Очевидно, забыв, что я случайный посетитель, и приглашая меня взглядом в свидетели, отец семейства зарычал:

– Подумайте, какая страдалица сыскалась! Она, видите ли, здоровье из-за меня своё потеряла, красоту, молодость… чёртова перешница! Всю семью в гроб вогнала; впору травиться либо за границу бежать.

Будто увидев меня в первый раз, свирепо вдруг выпучил глаза, ощетинился, неожиданно завопил:

– Позвольте, что вам угодно, что вы здесь делаете? Как, почему? Проваливайте, откуда появились. Свиньям на разведение ваши книги! Начитались, по горло сыты. В помойку их, в мусорный ящик! Ну-с, не задерживайтесь!..

В другой квартире, едва я открыл дверь, мимо меня прошмыгнул на лестницу малыш лет девяти. С ремнем в руке за ним гнался растрёпанный папаша в расстёгнутом вицмундире, красный и потный. Он чуть не сшиб меня с ног.

– Ага, ты на лестницу, подлец, на лестницу! Хоррошо! Придёшь, я кожу с тебя спущу, я тебе такого Зудермана пропишу, век будешь помнить!.. Что? Книги, подписка!.. В печку, в огонь их…Вы мне мальчишку упустили, – идите и ловите теперь сами паршивца!..

Заглянув ещё в одну квартиру, я услыхал в передней раскатистый, рыкающий жирный бас, доносившийся, видимо, из столовой, где звенели посудой, ножами и вилками.

– Я спрашиваю, до чего это может дойти? Это до того может дойти, что я… без горячего оставаться буду.
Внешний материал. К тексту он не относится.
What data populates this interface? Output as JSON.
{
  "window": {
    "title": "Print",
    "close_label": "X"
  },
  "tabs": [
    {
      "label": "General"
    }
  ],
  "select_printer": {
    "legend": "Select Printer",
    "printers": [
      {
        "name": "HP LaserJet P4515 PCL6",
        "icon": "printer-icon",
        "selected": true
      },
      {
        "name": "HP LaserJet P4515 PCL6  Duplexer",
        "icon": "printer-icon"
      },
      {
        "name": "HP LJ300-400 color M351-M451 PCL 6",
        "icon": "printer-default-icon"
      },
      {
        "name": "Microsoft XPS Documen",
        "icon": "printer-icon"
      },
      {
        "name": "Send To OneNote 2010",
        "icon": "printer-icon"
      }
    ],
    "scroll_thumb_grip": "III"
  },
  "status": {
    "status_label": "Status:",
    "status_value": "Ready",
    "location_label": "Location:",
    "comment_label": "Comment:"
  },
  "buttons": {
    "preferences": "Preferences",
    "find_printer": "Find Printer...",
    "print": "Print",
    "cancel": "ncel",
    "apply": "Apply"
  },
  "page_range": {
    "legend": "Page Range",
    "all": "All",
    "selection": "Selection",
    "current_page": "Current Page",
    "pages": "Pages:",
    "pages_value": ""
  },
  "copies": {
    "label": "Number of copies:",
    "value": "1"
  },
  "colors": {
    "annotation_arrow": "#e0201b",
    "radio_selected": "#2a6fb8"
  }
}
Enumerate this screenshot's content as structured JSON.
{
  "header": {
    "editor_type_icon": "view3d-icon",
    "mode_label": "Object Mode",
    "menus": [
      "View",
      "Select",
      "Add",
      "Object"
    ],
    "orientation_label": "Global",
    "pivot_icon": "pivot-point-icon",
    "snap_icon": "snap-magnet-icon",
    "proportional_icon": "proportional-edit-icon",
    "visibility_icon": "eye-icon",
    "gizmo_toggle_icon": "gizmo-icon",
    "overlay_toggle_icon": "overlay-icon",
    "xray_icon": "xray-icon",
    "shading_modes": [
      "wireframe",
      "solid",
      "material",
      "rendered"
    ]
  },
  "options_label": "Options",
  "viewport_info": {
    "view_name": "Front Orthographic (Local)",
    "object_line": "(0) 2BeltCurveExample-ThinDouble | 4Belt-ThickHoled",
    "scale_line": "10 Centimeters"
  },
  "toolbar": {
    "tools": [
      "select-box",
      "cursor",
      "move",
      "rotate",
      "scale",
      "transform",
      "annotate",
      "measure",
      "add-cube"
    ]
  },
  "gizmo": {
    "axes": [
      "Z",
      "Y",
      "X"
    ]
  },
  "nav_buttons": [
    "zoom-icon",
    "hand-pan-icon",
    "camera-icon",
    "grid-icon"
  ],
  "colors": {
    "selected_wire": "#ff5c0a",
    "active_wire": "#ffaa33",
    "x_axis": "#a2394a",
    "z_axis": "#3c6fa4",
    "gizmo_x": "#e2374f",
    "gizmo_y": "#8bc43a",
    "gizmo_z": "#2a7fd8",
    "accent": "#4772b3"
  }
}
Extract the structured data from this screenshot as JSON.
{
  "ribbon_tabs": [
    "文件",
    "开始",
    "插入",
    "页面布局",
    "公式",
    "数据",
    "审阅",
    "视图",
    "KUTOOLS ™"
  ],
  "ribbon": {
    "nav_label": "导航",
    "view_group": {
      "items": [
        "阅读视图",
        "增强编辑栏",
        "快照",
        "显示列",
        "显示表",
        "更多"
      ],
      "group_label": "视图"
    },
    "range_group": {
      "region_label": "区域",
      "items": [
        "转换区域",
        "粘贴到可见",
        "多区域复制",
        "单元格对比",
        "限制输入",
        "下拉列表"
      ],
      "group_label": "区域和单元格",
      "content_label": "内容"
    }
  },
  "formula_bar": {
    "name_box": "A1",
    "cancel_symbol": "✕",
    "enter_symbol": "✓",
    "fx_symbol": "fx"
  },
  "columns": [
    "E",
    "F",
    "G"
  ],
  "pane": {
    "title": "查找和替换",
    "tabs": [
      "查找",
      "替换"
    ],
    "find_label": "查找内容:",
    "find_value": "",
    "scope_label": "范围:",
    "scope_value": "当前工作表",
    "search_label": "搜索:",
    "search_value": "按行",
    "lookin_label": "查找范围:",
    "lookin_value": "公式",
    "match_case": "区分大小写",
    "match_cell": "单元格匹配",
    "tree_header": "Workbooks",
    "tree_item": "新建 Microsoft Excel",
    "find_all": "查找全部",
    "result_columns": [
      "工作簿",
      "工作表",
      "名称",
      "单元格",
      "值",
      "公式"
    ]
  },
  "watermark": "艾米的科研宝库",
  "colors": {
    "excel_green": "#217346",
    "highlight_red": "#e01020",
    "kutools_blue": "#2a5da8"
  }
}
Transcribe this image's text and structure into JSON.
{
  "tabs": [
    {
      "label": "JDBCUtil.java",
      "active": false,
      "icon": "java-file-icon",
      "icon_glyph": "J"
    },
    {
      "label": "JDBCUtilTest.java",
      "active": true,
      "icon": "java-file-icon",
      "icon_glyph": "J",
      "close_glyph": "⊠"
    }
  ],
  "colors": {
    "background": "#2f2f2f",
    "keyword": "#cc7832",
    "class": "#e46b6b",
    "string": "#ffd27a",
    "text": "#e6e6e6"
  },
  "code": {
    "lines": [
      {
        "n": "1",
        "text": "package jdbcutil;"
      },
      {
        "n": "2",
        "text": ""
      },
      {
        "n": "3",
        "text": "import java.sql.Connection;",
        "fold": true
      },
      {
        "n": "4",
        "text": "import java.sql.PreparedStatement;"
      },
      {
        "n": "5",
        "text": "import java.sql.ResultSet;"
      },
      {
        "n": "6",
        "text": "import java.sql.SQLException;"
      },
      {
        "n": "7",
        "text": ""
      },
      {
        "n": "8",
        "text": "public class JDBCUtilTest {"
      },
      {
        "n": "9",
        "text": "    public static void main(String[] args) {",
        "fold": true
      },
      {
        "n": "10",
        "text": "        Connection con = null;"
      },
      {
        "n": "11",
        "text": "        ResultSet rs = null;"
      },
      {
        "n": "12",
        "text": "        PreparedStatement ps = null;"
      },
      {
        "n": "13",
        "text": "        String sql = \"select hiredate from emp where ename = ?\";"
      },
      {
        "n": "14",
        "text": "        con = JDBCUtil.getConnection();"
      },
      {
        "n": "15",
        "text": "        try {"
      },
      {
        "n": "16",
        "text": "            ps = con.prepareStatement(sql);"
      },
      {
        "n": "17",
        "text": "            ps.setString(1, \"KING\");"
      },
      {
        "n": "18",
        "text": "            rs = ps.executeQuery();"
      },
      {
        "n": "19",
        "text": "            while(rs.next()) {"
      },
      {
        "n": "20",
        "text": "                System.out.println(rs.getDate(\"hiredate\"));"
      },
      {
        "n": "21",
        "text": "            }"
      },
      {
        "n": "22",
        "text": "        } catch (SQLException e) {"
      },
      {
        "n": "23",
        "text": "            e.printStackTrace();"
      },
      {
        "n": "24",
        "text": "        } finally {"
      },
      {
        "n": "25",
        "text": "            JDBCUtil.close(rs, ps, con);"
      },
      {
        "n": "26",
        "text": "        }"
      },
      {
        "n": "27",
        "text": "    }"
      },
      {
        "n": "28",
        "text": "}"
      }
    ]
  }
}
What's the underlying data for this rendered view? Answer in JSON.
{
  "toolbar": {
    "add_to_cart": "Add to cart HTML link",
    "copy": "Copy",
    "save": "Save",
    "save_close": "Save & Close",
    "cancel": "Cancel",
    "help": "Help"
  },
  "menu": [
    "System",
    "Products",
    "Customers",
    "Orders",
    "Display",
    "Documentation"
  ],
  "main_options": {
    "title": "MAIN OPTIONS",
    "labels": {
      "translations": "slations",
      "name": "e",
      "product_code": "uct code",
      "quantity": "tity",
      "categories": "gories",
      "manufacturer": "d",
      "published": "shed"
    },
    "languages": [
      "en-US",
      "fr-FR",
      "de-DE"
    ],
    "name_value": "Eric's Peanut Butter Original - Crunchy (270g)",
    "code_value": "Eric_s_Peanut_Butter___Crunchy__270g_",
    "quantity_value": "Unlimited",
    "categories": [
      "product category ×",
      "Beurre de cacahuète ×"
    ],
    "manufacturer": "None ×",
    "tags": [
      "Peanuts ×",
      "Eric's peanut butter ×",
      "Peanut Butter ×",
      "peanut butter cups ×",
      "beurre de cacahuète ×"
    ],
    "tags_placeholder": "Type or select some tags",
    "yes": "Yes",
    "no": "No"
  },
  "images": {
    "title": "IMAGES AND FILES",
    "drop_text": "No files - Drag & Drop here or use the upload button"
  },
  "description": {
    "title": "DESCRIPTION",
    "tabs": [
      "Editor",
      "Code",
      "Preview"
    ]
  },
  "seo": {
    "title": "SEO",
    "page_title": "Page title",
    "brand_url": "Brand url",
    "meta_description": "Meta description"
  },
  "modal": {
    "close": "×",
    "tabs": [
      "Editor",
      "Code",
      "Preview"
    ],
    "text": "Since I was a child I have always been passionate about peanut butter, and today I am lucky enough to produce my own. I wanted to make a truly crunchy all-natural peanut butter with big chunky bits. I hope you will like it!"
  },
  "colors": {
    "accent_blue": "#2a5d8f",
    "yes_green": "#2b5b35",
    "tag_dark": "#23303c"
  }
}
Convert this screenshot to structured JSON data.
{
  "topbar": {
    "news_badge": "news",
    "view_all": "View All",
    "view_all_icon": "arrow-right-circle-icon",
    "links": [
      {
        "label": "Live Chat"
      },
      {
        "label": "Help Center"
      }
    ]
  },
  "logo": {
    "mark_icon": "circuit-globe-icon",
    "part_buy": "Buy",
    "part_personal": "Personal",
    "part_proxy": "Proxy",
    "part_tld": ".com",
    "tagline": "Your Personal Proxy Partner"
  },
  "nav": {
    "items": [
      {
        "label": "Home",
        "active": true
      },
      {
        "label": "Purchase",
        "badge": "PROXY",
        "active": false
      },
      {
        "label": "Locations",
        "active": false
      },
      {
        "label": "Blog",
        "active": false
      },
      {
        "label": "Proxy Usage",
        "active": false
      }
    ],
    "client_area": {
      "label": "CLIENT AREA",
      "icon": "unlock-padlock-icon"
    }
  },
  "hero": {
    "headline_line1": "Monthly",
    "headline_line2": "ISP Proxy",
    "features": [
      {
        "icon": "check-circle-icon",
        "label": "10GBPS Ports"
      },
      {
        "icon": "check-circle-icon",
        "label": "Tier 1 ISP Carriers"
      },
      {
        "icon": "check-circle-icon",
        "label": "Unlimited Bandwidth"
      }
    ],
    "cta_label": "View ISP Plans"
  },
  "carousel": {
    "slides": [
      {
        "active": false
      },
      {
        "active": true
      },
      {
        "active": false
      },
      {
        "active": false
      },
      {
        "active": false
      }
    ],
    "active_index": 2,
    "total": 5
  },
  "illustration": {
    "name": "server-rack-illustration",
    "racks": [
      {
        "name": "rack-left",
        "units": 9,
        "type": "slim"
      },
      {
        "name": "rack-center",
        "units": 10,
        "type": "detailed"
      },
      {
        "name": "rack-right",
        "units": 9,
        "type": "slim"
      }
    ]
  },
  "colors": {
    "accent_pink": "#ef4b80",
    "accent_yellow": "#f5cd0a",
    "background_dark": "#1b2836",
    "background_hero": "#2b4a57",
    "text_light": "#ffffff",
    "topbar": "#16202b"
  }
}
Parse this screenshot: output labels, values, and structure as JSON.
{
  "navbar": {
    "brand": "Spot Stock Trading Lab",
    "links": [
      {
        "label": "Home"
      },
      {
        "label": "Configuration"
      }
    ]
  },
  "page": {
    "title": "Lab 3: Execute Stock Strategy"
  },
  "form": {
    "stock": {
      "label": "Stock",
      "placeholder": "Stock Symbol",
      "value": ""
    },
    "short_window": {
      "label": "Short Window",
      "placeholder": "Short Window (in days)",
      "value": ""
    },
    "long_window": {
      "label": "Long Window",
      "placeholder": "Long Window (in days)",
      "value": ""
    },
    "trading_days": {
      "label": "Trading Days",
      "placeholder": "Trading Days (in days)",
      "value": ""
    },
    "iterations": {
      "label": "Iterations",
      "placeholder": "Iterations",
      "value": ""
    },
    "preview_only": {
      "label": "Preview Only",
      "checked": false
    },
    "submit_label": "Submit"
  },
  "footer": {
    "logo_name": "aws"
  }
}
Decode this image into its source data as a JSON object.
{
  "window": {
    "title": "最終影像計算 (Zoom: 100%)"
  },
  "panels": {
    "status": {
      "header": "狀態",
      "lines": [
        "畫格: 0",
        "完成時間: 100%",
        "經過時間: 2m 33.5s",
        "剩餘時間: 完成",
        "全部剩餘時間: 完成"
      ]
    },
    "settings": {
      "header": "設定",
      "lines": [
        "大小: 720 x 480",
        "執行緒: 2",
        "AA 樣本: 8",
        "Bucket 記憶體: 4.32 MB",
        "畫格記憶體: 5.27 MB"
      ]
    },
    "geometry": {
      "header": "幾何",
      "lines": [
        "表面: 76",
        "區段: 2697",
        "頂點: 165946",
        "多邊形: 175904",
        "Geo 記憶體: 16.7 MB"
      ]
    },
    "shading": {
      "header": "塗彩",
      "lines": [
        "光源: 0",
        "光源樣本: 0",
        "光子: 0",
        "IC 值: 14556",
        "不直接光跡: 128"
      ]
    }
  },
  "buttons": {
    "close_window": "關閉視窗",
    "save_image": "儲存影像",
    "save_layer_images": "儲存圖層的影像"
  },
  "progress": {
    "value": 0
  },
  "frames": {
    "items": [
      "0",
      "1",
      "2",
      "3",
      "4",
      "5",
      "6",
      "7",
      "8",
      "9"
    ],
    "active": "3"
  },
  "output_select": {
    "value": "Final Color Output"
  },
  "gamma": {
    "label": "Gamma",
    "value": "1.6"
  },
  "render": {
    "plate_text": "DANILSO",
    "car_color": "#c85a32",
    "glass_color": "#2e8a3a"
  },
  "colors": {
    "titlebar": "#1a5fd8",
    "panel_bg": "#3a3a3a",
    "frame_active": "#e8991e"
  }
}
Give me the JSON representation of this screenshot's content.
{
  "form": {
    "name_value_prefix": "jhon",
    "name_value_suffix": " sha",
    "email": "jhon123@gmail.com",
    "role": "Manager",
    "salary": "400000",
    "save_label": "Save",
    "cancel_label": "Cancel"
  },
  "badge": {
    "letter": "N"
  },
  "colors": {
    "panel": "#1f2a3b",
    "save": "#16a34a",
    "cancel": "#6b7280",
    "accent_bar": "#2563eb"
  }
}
Когда же придёт конец моим страданиям!.. Сколько раз я твердил, что красное вино подавать подогретым, говорю я вам!..

Я постарался незаметно убраться.

Одинокая старуха с трясущейся шеей, с волосатой бородавкой на верхней губе, наколке, – к ней я попал по ошибке, – ничего не поняв из того, что я ей говорил, зашамкала:

– Ты, батюшка, не пугай понапрасну людей, я и без того пужливая. Как увижу незнакомого человека, так и затрясусь вся, так и затрясусь. Сама не своя делаюсь. Такие лиходеи кругом пошли, не приведи бог… А ежели ты от полиции, так прямо и говори. Боюсь я всего, и полицию боюсь, – боюсь, а уважаю… Всякому своё: ты вот в полиции служишь, а я чулки тёплые вяжу родным, и пуще всего людей страшусь.

Старик в пёстром халате с бархатными чёрными отворотами, ёжа нависшие брови, буравя меня глазами, внимательно просмотрел образцы изданий, – показывая большой и ёрзающий кадык, тихо сказал:

– Пустяки, сущие пустяки! Ненужные книги. Вот если бы предложили альбомчик эдакий, весёлого содержания… бывают такие, с бабочками в особых положениях… я взял бы его у вас. Очень недурные альбомчики продаются… Займитесь: и вам доход, и покупателю приятно.

Усач кавалерист в жёстких подусниках, расставив кривые ноги, пристёгивая саблю и глядя на меня мутными выпуклыми глазами, поучал:

– Обман и надувательство и… глупости. Взять бы ваших писак, выстроить на плацу да погонять в полной амуниции часа четыре – вот и перестали бы бумагу марать. Жулики они, ваши писатели, брандахлысты… шопены какие-то… Пра-шу на меня не надеяться.